Core Genome MLST for Source Attribution of Campylobacter Coli

Authors:
Poster Author(s)
Mukherjee, Sampa, FDA/CVM; Harrison, Lucas, FDA/CVM; Hsu, Chih-Hao, FDA/CVM; Strain, Errol, FDA/CVM; Zhang, Qijing, Iowa State University/College of Veterinary Medicine; Zhao, Shaohua, FDA/CVM
Center:
Contributing Office
Center for Veterinary Medicine

Abstract

Poster Abstract

Campylobacter species are among the leading foodborne bacterial agents of human diarrheal illness. The majority of campylobacteriosis has been attributed to Campylobacter jejuni (85% or more), followed by Campylobacter coli (5 to 10%). The distribution of C. jejuni and C. coli varies by host, suggesting the contribution to human infection may differ between sources. To address this, core genome multilocus sequence type with a 200-allele scheme (cgMLST200) was used to determine cgMLST type for 3,432 C. coli isolated from food animals (n=2,613), retail poultry meats (n=389), clinical settings (n=285), and environmental sources (n=145). Source attribution was determined by analyzing the core genome using the STRUCTURE program and a minimal multilocus distance methodology. Source attribution revealed the clinical isolates were divided into groups with the greatest probability of originating from environmental, swine, poultry and cattle sources. A higher proportion of the clinical C. coli population was attributed to retail poultry (23.7%) and cecal chicken (20.3%) sources compared with those from swine (8.7%) or wild birds (3.2%). Within the population of C. coli clinical isolates, 70% of the isolates that were attributed to retail poultry, dairy cattle, beef cattle and environmental waters came from two cgMLST200 groups from each source.

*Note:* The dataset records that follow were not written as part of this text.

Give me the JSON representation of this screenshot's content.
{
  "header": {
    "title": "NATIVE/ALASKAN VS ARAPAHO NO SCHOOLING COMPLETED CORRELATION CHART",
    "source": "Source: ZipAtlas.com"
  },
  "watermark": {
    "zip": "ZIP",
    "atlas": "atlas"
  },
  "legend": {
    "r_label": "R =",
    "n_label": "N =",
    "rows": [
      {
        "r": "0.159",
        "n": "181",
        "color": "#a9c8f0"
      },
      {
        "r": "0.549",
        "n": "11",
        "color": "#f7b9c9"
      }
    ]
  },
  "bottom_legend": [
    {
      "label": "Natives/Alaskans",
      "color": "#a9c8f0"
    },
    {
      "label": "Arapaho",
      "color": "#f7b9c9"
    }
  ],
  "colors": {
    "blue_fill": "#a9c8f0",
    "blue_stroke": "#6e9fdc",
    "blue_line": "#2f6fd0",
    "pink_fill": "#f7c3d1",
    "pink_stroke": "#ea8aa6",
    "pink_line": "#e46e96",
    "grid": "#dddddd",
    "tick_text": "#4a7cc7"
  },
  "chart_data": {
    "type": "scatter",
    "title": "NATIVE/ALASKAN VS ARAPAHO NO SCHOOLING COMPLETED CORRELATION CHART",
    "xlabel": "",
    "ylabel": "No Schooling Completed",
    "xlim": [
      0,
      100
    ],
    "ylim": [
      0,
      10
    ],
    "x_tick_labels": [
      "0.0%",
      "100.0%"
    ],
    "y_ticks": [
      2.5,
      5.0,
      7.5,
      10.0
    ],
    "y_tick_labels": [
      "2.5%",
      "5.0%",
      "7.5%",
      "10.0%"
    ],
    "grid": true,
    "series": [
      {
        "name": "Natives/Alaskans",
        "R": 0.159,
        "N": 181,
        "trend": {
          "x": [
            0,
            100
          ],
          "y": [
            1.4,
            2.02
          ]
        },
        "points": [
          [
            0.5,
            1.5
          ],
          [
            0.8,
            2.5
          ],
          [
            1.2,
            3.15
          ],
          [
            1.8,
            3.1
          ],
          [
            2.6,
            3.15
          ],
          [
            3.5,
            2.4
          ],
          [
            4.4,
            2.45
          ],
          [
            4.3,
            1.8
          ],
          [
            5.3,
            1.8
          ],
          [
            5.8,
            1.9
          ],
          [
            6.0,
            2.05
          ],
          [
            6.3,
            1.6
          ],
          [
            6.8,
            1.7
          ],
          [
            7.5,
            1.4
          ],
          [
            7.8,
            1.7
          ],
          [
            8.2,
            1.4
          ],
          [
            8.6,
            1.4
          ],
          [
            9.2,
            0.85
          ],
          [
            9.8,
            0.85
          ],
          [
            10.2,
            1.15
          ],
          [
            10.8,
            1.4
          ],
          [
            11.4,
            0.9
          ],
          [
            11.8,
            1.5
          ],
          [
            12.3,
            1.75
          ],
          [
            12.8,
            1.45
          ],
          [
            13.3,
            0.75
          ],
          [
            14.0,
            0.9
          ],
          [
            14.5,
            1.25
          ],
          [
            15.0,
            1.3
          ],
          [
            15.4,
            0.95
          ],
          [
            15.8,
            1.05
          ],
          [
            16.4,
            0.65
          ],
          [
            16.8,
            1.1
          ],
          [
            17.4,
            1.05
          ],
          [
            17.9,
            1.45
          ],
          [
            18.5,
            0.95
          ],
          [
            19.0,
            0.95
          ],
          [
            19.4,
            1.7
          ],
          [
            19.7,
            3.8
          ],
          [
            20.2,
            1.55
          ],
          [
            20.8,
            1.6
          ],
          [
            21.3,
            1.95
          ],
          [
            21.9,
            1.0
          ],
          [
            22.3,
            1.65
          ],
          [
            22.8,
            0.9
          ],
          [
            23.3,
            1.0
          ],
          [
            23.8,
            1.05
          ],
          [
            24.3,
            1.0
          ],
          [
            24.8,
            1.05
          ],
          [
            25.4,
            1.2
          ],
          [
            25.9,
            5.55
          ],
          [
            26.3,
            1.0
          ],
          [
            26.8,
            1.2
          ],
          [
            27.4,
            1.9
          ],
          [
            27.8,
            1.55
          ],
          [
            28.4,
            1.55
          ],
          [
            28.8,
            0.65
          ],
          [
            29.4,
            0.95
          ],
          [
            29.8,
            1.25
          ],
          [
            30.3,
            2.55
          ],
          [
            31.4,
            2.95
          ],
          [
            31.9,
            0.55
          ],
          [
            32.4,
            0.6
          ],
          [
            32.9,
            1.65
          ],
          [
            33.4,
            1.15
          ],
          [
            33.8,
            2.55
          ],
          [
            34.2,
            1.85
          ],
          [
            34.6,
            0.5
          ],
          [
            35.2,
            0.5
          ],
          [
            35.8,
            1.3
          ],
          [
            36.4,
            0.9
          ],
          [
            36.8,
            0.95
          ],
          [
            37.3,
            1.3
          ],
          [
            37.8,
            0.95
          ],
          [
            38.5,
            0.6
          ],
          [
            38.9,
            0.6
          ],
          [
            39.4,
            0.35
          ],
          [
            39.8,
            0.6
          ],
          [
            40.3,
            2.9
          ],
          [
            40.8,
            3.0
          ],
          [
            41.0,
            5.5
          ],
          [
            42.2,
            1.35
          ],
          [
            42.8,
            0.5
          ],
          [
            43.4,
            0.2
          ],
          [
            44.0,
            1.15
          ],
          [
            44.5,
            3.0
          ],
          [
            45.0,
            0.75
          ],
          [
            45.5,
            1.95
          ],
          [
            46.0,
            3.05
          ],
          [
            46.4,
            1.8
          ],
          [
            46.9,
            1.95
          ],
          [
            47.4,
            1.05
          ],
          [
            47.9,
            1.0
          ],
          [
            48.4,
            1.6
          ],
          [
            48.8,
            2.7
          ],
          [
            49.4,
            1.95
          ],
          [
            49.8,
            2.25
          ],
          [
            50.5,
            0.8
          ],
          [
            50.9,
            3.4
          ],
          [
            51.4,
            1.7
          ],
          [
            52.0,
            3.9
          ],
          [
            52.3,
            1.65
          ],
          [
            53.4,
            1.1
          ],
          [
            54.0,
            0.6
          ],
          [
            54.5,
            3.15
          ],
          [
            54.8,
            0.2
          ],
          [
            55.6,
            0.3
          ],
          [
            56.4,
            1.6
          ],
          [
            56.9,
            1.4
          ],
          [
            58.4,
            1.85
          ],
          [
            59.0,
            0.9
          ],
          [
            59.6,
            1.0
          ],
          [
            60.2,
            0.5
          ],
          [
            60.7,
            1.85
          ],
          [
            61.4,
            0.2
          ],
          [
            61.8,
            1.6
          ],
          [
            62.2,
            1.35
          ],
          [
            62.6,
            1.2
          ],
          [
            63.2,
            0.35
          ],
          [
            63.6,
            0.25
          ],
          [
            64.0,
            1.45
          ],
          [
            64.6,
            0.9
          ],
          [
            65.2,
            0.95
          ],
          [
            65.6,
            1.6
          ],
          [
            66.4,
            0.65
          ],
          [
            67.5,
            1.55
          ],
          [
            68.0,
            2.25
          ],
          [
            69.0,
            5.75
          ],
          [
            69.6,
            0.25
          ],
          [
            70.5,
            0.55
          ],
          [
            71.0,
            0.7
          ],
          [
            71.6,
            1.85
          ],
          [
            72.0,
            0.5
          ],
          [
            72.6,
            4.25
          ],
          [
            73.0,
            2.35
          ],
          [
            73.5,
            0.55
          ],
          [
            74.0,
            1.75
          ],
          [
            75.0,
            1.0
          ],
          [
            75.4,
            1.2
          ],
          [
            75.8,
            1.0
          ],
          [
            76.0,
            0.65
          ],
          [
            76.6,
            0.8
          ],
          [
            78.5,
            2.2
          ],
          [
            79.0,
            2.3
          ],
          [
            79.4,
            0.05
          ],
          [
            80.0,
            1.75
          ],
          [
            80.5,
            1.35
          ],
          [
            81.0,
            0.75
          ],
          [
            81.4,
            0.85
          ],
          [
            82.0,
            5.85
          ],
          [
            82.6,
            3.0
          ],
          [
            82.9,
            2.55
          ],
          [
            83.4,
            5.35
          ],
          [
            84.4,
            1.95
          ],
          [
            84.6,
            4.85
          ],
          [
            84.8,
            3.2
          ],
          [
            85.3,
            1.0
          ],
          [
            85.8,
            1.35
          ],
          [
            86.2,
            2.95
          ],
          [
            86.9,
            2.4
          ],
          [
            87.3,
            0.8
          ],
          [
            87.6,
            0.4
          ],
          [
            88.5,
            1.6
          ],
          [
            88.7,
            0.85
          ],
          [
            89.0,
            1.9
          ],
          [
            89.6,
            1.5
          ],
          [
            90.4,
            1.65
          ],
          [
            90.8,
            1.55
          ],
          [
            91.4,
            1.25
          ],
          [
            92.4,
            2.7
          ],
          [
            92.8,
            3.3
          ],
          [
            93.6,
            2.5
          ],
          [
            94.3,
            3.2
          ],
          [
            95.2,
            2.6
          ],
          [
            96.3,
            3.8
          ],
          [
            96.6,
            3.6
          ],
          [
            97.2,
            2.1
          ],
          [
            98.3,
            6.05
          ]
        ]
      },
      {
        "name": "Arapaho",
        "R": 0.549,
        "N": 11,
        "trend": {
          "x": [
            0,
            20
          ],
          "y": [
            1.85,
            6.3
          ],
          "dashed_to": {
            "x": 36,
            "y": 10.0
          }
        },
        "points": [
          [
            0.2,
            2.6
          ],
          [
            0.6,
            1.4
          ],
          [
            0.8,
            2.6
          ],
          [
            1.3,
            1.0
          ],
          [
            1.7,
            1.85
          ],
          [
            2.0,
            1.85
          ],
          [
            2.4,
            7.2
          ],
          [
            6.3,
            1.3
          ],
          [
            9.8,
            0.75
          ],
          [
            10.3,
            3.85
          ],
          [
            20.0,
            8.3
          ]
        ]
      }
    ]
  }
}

The most prevalent antibiotic resistance genes among all C. coli were tetO (65.6%), blaOXA-193 (54.2%), aph(3')-IIIa (23.5%) and aadE-Cc (20.1%). Within cgMLST200 groups, 17/17 cgMLST200-435 and 89/92 cgMLST200-707 isolates encoded for aph(3’)-VIIa and 16/16 cgMLST200-319 harbored aph(2’)-If genes. Distribution of blaOXA alleles showed 49/50 cgMLST200-5 isolates contained blaOXA-498 while blaOXA-460 was present in 37/38 cgMLST200-650 isolates. The cgMLST200-514 group revealed both ant(6)-Ia and sat4 resistance genes in 23/23 and 22/23 isolates, respectively. Isolation source also correlated with specific cgMLST200 groups as 637/676 cgMLST200-287 were isolated from cattle sources and 10 cgMLST200 groups with population sizes 5 - 61 were isolated exclusively from retail poultry. These findings illustrate the contribution of known sources of C. coli to the human burden of campylobacteriosis and the use of cgMLST as an indicator of antimicrobial resistance in C. coli.